No atual momento, em que a imensa maioria delas não tem programas de mentoring implantados, é preciso que aprendam como isso deve ser feito da melhor maneira possível.

A consultoria externa é necessária, a menos que a empresa resolva estudar como fazer, o que pode exigir um tempo longo e um bom investimento. Uma vez implantado e concluído um primeiro programa, a área de Gestão de Pessoas provavelmente terá aprendido muito sobre o processo e talvez esteja em condições de levar adiante novos ciclos de mentoring. Na metodologia que utilizo, faz parte do processo a capacitação de um coordenador do programa e de supervisores dos relacionamentos.
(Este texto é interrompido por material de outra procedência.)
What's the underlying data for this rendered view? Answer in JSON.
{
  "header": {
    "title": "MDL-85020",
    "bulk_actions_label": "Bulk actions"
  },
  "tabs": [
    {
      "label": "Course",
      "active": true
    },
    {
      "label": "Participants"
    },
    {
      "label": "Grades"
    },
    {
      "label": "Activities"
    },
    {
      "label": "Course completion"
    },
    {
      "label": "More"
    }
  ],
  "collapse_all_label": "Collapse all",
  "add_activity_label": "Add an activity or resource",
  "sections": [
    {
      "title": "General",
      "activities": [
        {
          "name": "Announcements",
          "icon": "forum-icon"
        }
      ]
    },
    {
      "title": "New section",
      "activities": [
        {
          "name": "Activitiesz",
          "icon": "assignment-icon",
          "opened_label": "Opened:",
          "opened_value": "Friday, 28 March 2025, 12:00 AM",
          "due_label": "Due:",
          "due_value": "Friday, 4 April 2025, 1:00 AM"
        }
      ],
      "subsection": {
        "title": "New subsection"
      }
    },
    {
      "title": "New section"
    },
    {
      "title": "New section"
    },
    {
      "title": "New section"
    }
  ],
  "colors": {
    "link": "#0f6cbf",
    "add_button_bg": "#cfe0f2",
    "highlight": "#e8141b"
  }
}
Essas pessoas vão internalizando a forma de implantar o programa. Assim, a consultoria vai aos poucos se tornando menos necessária.

RH – O que se torna primordial no mentoring?
Paulo Erlich – Um programa de mentoring precisa ser estruturado. Isso quer dizer que, entre outros aspectos, deve ser alinhado estrategicamente aos objetivos organizacionais, ter um método adequado para selecionar e treinar participantes e de formar os pares mentor-mentorado, oferecer suporte ao trabalho dos pares, ser comunicado internamente de modo que todos percebam o seu valor e ter um sistema de avaliação que permita conhecer os resultados para o mentorado, para o mentor e para a organização. Agora, tudo isso só funciona se houver apoio aberto da alta liderança, para que o programa seja realmente entendido como uma iniciativa valiosa por todos os gestores e eles também colaborem. Imagine que um programa seja construído nos melhores moldes, mas que gestores não liberem tempo de seus funcionários para atuarem como mentorados ou mentores. Não vai funcionar nunca.

RH – O mentoring também pode ser uma iniciativa pessoal do profissional ou necessariamente deve partir da organização?
Paulo Erlich – Pode, sim. E foi a partir da percepção de que isso existe que surgiram os programas dementoring organizacional. É preciso entender que tanto existe mentoring formal quanto mentoring informal. O informal, natural, é aquele em que a relação ocorre espontaneamente, por iniciativa de qualquer das partes e pode até acontecer que eles nem percebam que estão em um processo de mentoring. Mas, se a organização apenas esperar que o mentoring ocorra espontaneamente, dificilmente vai ter noção sobre o processo e seus resultados. Aí surge o mentoring formal, estruturado, que é uma iniciativa da organização.

RH – Que orientações o senhor daria para uma empresa que pretende adotar o mentoring como ferramenta de desenvolvimento de talentos?
Paulo Erlich – Eu diria, principalmente, que não construa um programa sem apoio da liderança e sem o mínimo de estrutura. Também não deixe de avaliar resultados, porque não adianta achar que é bom, que funciona e não apresentar dados que justifiquem o investimento. Um programa bem planejado e implantado gera bons resultados e isso tem de ser mostrado a todas as instâncias da organização, principalmente a quem está lá em cima.

RH – E para os profissionais que buscam o mentoring por iniciativa própria, o senhor deixaria alguma recomendação?
Paulo Erlich – Eu tive mentores naturais, desde muito pequeno, e tenho até hoje. Meus pais, meu avô materno, minha companheira, alguns amigos e alguns professores.. E também fui – e em certos casos ainda sou – mentor de meus filhos, de amigos, de alunos, de colaboradores das organizações por onde passei. Mas o fato é que até eu conhecer o que significa mentoring eu nunca tinha tido a mínima noção de que isso ocorria comigo. Se eu tivesse conhecimento antes, talvez tivesse aproveitado muito mais e valorizado ainda mais esses relacionamentos. Eu diria aos profissionais que buscam mentoring por iniciativa própria que, se quiserem ser mentorados, olhem para o seu entorno e descubram as pessoas com quem mais se identificam, que admiram e tentem aproximar-se delas, declarando com sinceridade seus objetivos. Para os que sentem a vocação de mentor, o conselho é o mesmo, porém com uma informação a mais: o mentoring também faz o mentor desenvolver-se e alcançar maiores níveis de satisfação pessoal e profissional. Então, não deixe passar essa oportunidade de ajudar e se ajudar.